We demonstrate via simulation studies the ability to test one or more variance components under GLMs including logistic and Poisson regression models using a simple ANOVA-type test statistic. Using a linearized version of the response under the null model, the proposed test can be conducted where a unified permutation procedure is used to approximate its null distribution. The empirical Type-I error rates produced by the proposed test are very close to the target nominal level. Besides, the simulation results demonstrate that the proposed test possesses empirical powers that are higher than those produced using the bootstrap score test. The proposed test may be recommended as a natural choice for testing variance components when we relax the assumptions about the model covariance structure on which the score test, Wald test and likelihood ratio test are based.
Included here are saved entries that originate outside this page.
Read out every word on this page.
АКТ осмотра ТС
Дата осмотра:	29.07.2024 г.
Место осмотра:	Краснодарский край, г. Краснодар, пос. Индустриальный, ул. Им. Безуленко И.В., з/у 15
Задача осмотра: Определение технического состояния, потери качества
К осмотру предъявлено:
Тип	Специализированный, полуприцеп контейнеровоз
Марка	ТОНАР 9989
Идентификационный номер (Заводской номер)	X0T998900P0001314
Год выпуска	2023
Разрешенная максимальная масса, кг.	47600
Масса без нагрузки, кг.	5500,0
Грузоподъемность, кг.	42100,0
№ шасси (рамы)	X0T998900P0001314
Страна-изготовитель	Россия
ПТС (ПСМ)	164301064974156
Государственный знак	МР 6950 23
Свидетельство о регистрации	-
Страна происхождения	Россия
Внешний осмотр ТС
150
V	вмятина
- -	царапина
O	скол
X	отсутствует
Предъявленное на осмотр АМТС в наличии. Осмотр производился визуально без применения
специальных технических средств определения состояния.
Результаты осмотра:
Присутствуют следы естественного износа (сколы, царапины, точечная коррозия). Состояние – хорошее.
The proposed Monte Carlo algorithm can naturally extend to other link functions although the size/power performances have not been assessed before. Unfortunately, testing only a subset of the variance components is not a straightforward task via the same linearization method, due to the correlation structure of the response variables under the working null model. This may be considered as an interesting point for future research.